Genius at Work
When we think luxury, constant reinvention doesn’t necessarily spring to mind. Those who seek renewal are generally better off heading for hip-hop or Madonna to see how it’s done; those experts sample the past and reconfigure it for a generation whose own history is still measured in years, not decades—let alone centuries.
And therein lies the struggle for most luxury brands: how to reconcile tradition with the sort of irreverence (and bling) that today’s consumers associate with status and wealth. So how do those behind the 152-year-old Louis Vuitton brand do it?
Setting their elite history to a pulsing, throbbing beat has made LV fashion’s pop chameleon. “We have the strength of our roots and, yet, we never hesitate in front of new ideas, like reinventing the Monogram bag in denim and creating a new identity,” says Yves Carcelle, president and CEO of Louis Vuitton. “When you carry Vuitton, you carry more than 150 years of craftsmanship, amazing quality and the memory of the last Marc Jacobs show. There is real emotion in that, and to me that is luxury.”

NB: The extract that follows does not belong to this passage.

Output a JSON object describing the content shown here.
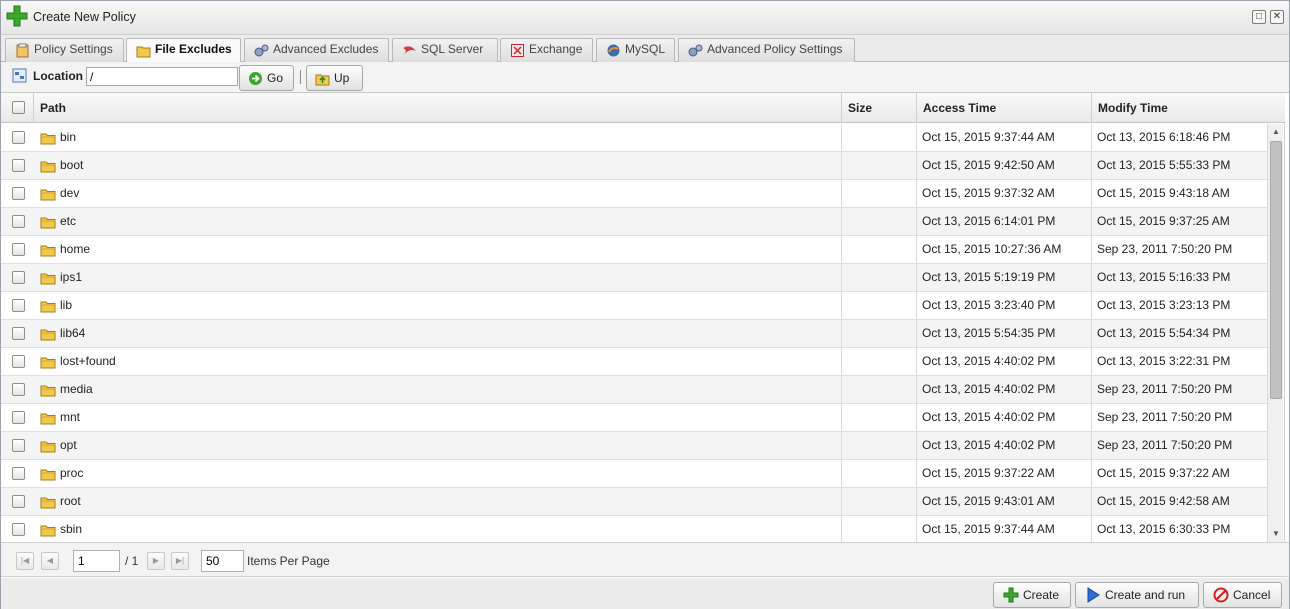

If Vuitton has street cred, it is thanks to the arrival of Marc Jacobs in 1997. A born-and-bred New Yorker, Jacobs has a personal style that is comfortable and off-the-cuff—if it weren’t cool, it would be nerdy. That his streetwise signature fashion and his ladylike looks for Vuitton have made him the unrivaled king of cool on both sides of the Atlantic is something that, with typical eloquence and self-effacement, the designer attributes to naturalness and honesty. “I really think it comes from a variety of people,” he told FLARE. “It is about keeping an open mind to new and different things and keeping an integrity and an openness to clothes.”

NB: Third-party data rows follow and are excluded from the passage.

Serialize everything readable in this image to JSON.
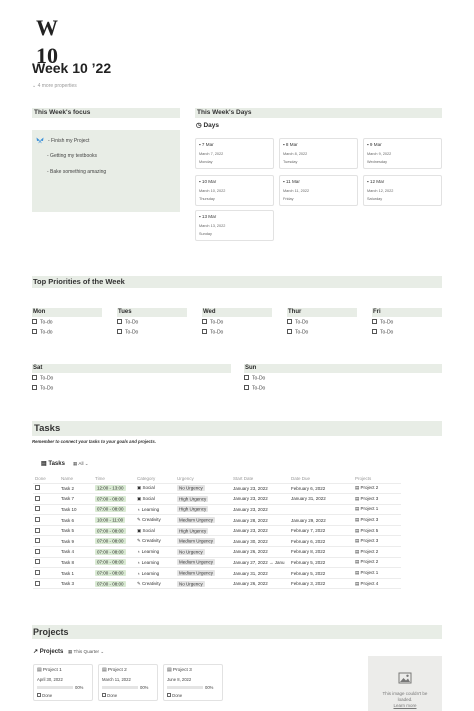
{
  "logo": "W 10",
  "page": {
    "title": "Week 10 ’22",
    "properties_link": "4 more properties"
  },
  "focus": {
    "heading": "This Week's focus",
    "items": [
      "- Finish my Project",
      "- Getting my textbooks",
      "- Bake something amazing"
    ]
  },
  "days": {
    "heading": "This Week's Days",
    "view_label": "Days",
    "cards": [
      {
        "name": "7 Mar",
        "date": "March 7, 2022",
        "weekday": "Monday"
      },
      {
        "name": "8 Mar",
        "date": "March 8, 2022",
        "weekday": "Tuesday"
      },
      {
        "name": "9 Mar",
        "date": "March 9, 2022",
        "weekday": "Wednesday"
      },
      {
        "name": "10 Mar",
        "date": "March 10, 2022",
        "weekday": "Thursday"
      },
      {
        "name": "11 Mar",
        "date": "March 11, 2022",
        "weekday": "Friday"
      },
      {
        "name": "12 Mar",
        "date": "March 12, 2022",
        "weekday": "Saturday"
      },
      {
        "name": "13 Mar",
        "date": "March 13, 2022",
        "weekday": "Sunday"
      }
    ]
  },
  "priorities": {
    "heading": "Top Priorities of the Week",
    "columns": [
      {
        "day": "Mon",
        "todos": [
          "To-do",
          "To-do"
        ]
      },
      {
        "day": "Tues",
        "todos": [
          "To-Do",
          "To-Do"
        ]
      },
      {
        "day": "Wed",
        "todos": [
          "To-Do",
          "To-Do"
        ]
      },
      {
        "day": "Thur",
        "todos": [
          "To-Do",
          "To-Do"
        ]
      },
      {
        "day": "Fri",
        "todos": [
          "To-Do",
          "To-Do"
        ]
      },
      {
        "day": "Sat",
        "todos": [
          "To-Do",
          "To-Do"
        ]
      },
      {
        "day": "Sun",
        "todos": [
          "To-Do",
          "To-Do"
        ]
      }
    ]
  },
  "tasks": {
    "heading": "Tasks",
    "subtitle": "Remember to connect your tasks to your goals and projects.",
    "view_title": "Tasks",
    "view_filter": "All",
    "columns": [
      "Done",
      "Name",
      "Time",
      "Category",
      "Urgency",
      "Start Date",
      "Date Due",
      "Projects"
    ],
    "rows": [
      {
        "name": "Task 2",
        "time": "12:00 - 13:00",
        "category": "Social",
        "urgency": "No Urgency",
        "start": "January 23, 2022",
        "due": "February 6, 2022",
        "project": "Project 2"
      },
      {
        "name": "Task 7",
        "time": "07:00 - 08:00",
        "category": "Social",
        "urgency": "High Urgency",
        "start": "January 23, 2022",
        "due": "January 31, 2022",
        "project": "Project 3"
      },
      {
        "name": "Task 10",
        "time": "07:00 - 08:00",
        "category": "Learning",
        "urgency": "High Urgency",
        "start": "January 23, 2022",
        "due": "",
        "project": "Project 1"
      },
      {
        "name": "Task 6",
        "time": "10:00 - 11:00",
        "category": "Creativity",
        "urgency": "Medium Urgency",
        "start": "January 28, 2022",
        "due": "January 29, 2022",
        "project": "Project 3"
      },
      {
        "name": "Task 5",
        "time": "07:00 - 08:00",
        "category": "Social",
        "urgency": "High Urgency",
        "start": "January 23, 2022",
        "due": "February 7, 2022",
        "project": "Project 5"
      },
      {
        "name": "Task 9",
        "time": "07:00 - 08:00",
        "category": "Creativity",
        "urgency": "Medium Urgency",
        "start": "January 30, 2022",
        "due": "February 6, 2022",
        "project": "Project 3"
      },
      {
        "name": "Task 4",
        "time": "07:00 - 08:00",
        "category": "Learning",
        "urgency": "No Urgency",
        "start": "January 26, 2022",
        "due": "February 8, 2022",
        "project": "Project 2"
      },
      {
        "name": "Task 8",
        "time": "07:00 - 08:00",
        "category": "Learning",
        "urgency": "Medium Urgency",
        "start": "January 27, 2022 → Janu",
        "due": "February 5, 2022",
        "project": "Project 2"
      },
      {
        "name": "Task 1",
        "time": "07:00 - 08:00",
        "category": "Learning",
        "urgency": "Medium Urgency",
        "start": "January 31, 2022",
        "due": "February 5, 2022",
        "project": "Project 1"
      },
      {
        "name": "Task 3",
        "time": "07:00 - 08:00",
        "category": "Creativity",
        "urgency": "No Urgency",
        "start": "January 26, 2022",
        "due": "February 3, 2022",
        "project": "Project 4"
      }
    ]
  },
  "projects": {
    "heading": "Projects",
    "view_title": "Projects",
    "view_filter": "This Quarter",
    "cards": [
      {
        "name": "Project 1",
        "date": "April 30, 2022",
        "progress": 0.0,
        "progress_label": "00%",
        "done": "Done"
      },
      {
        "name": "Project 2",
        "date": "March 11, 2022",
        "progress": 0.0,
        "progress_label": "00%",
        "done": "Done"
      },
      {
        "name": "Project 3",
        "date": "June 8, 2022",
        "progress": 0.0,
        "progress_label": "00%",
        "done": "Done"
      }
    ],
    "image_error": "This image couldn't be loaded.",
    "image_error_link": "Learn more"
  },
  "colors": {
    "section_bg": "#e8ede6",
    "time_pill": "#d9ead3",
    "urgency_pill": "#e4e4e4",
    "butterfly": "#3a8fd8"
  },
  "icons": [
    "butterfly-icon",
    "clock-icon",
    "calendar-icon",
    "grid-icon",
    "page-icon",
    "checkbox-icon",
    "image-icon",
    "arrow-icon"
  ]
}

Fast-forward to last fall, when the house partied rock-star style with a fashion show and reception in the newly restored turn-of-the-century museum Petit Palais. The building was splashed in a projection of the Monogram logo. At the party afterward, the main attraction was a performance by burlesque star Dita Von Teese, whose signature number starts with a bubblebath in an oversized champagne glass. A few blocks up the Champs-Elys ées, the brand was inaugurating its new Paris flagship, a promenade called the Maison Champs-Elysées. It’s another landmark building, one with a soaring atrium, “metallic skin” walls and contemporary artwork by Danish artist Olafur Eliasson (a pitch-dark elevator) and a cultural space upstairs, the Espace Louis Vuitton, which opened with a temporary photo exhibiton of the work of artist Vanessa Beecroft.

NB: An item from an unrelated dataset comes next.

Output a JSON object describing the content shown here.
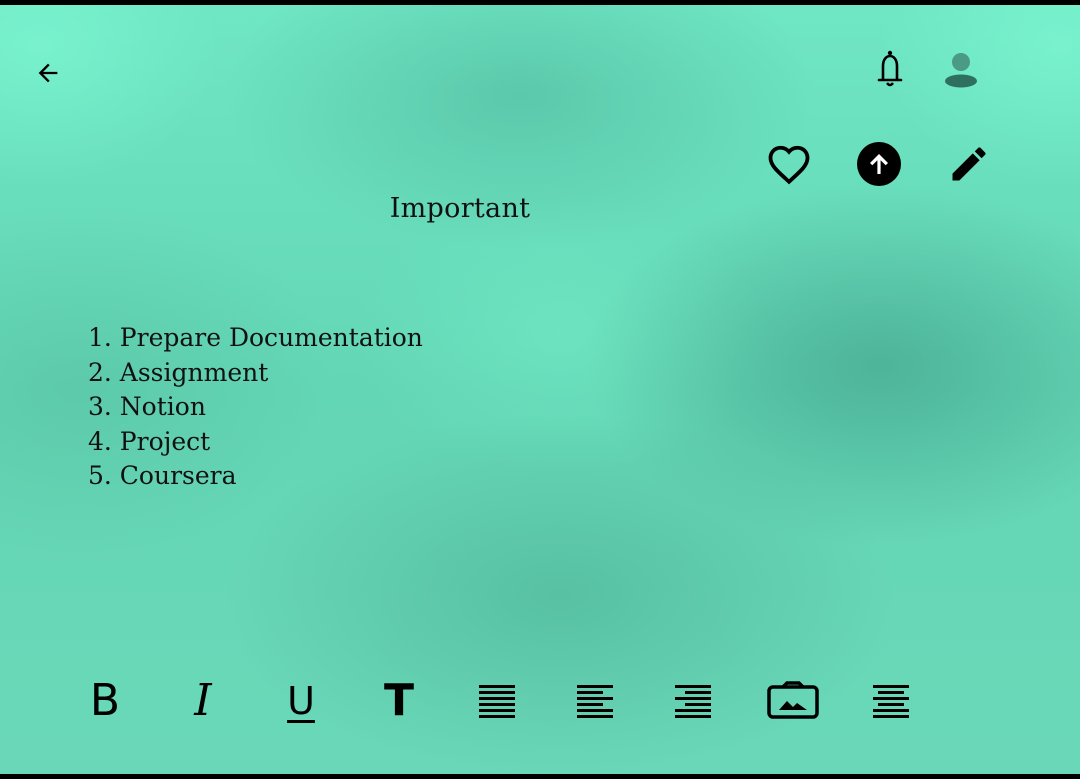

At the Fall ’06 show, Jacobs sent out a sampling of rich layers and prim suits that would please any traditionalist, but also a disco-silver Monogram Miroir Keepall in embossed vinyl, a DJ bag with a gold headphone strap and oversized hoods in nylon and mink that were no runway stunt—they will actually hit shelves. Here was the designer who, in the early ’90s, invented grunge (which cost him his job at Perry Ellis at the time), riffing himself for France’s oldest luxury leather-goods maker. Could a French designer be this gutsy?